I also cringed when +Chaput said this: “Before we go on, I should make a couple of obvious points about Francis. The first is that not everyone’s happy with him. G.K. Chesterton said that every age gets the saint it needs. Not the saint people want, but the saint they need; the saint who’s the medicine for their illness. The same may be true of popes.” I am glad that +Chaput suggests that Francis is the pope we need. But, who is he hanging around with? He should swing by NCR’s offices on his week back East, or come down to my house in Washington, and we will be happy to introduce him to people who find in Pope Francis the pope we want as well as need.  

And, let’s look at the first paragraph I quoted above. +Chaput says, “I think it would be a mistake to describe him as a “liberal” — much less a “Marxist.” I do not recall +Chaput ever employing the conditional mood – “I think it would be” – in discussing John Paul II or Benedict. Why not just say, “It would be a mistake to describe him as a ‘liberal’ – much less a ‘Marxist.’” Anyone who could describe Francis as a “Marxist” does not know much about Francis and also doesn’t know much about Marx, and that would have been a point to make to America’s one-percenters, that not every instance of social solidarity is a step down the road to serfdom, a creeping Marxist betrayal of American individualism. There is something stand-offish about the way +Chaput discusses Francis, like he is describing an exotic cuisine, not a cuisine he really loves.
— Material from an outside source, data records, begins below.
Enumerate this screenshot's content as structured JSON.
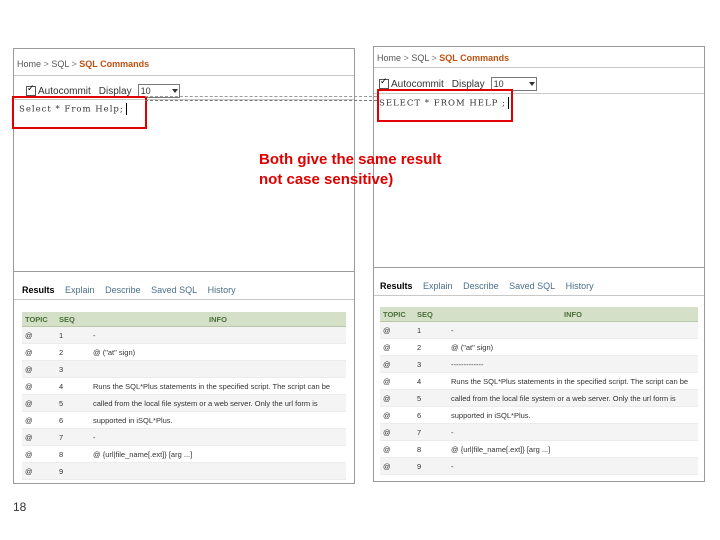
{
  "annotation": {
    "line1": "Both give the same  result",
    "line2": "not case sensitive)"
  },
  "page_number": "18",
  "colors": {
    "annotation": "#e00000",
    "crumb_current": "#c05010",
    "table_header": "#d5e0c8"
  },
  "left": {
    "breadcrumb": {
      "home": "Home",
      "sep": ">",
      "sql": "SQL",
      "current": "SQL Commands"
    },
    "autocommit_label": "Autocommit",
    "display_label": "Display",
    "display_value": "10",
    "query": "Select * From Help;",
    "tabs": {
      "results": "Results",
      "explain": "Explain",
      "describe": "Describe",
      "saved_sql": "Saved SQL",
      "history": "History"
    },
    "table": {
      "headers": {
        "topic": "TOPIC",
        "seq": "SEQ",
        "info": "INFO"
      },
      "rows": [
        {
          "topic": "@",
          "seq": "1",
          "info": "-"
        },
        {
          "topic": "@",
          "seq": "2",
          "info": "@ (\"at\" sign)"
        },
        {
          "topic": "@",
          "seq": "3",
          "info": ""
        },
        {
          "topic": "@",
          "seq": "4",
          "info": "Runs the SQL*Plus statements in the specified script. The script can be"
        },
        {
          "topic": "@",
          "seq": "5",
          "info": "called from the local file system or a web server. Only the url form is"
        },
        {
          "topic": "@",
          "seq": "6",
          "info": "supported in iSQL*Plus."
        },
        {
          "topic": "@",
          "seq": "7",
          "info": "-"
        },
        {
          "topic": "@",
          "seq": "8",
          "info": "@ {url|file_name[.ext]} [arg ...]"
        },
        {
          "topic": "@",
          "seq": "9",
          "info": ""
        }
      ]
    }
  },
  "right": {
    "breadcrumb": {
      "home": "Home",
      "sep": ">",
      "sql": "SQL",
      "current": "SQL Commands"
    },
    "autocommit_label": "Autocommit",
    "display_label": "Display",
    "display_value": "10",
    "query": "SELECT * FROM HELP ;",
    "tabs": {
      "results": "Results",
      "explain": "Explain",
      "describe": "Describe",
      "saved_sql": "Saved SQL",
      "history": "History"
    },
    "table": {
      "headers": {
        "topic": "TOPIC",
        "seq": "SEQ",
        "info": "INFO"
      },
      "rows": [
        {
          "topic": "@",
          "seq": "1",
          "info": "-"
        },
        {
          "topic": "@",
          "seq": "2",
          "info": "@ (\"at\" sign)"
        },
        {
          "topic": "@",
          "seq": "3",
          "info": "-------------"
        },
        {
          "topic": "@",
          "seq": "4",
          "info": "Runs the SQL*Plus statements in the specified script. The script can be"
        },
        {
          "topic": "@",
          "seq": "5",
          "info": "called from the local file system or a web server. Only the url form is"
        },
        {
          "topic": "@",
          "seq": "6",
          "info": "supported in iSQL*Plus."
        },
        {
          "topic": "@",
          "seq": "7",
          "info": "-"
        },
        {
          "topic": "@",
          "seq": "8",
          "info": "@ {url|file_name[.ext]} [arg ...]"
        },
        {
          "topic": "@",
          "seq": "9",
          "info": "-"
        }
      ]
    }
  }
}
Still, it is no easy task to go in front of this crowd – I had almost written “mob” – of one-percenters, many of whom are very generous to the Church, and say something that challenges them without offending them. I do not believe every public speaking engagement has to be a “throwdown,” especially for a cleric. And, reading this text, one sees that +Chaput is at least trying to get his mind around this pope’s thinking. I feel about this speech the way I felt about Paul Ryan’s anti-poverty speech last week, it is a good first step, worthy of encouragement, but still, only a first step.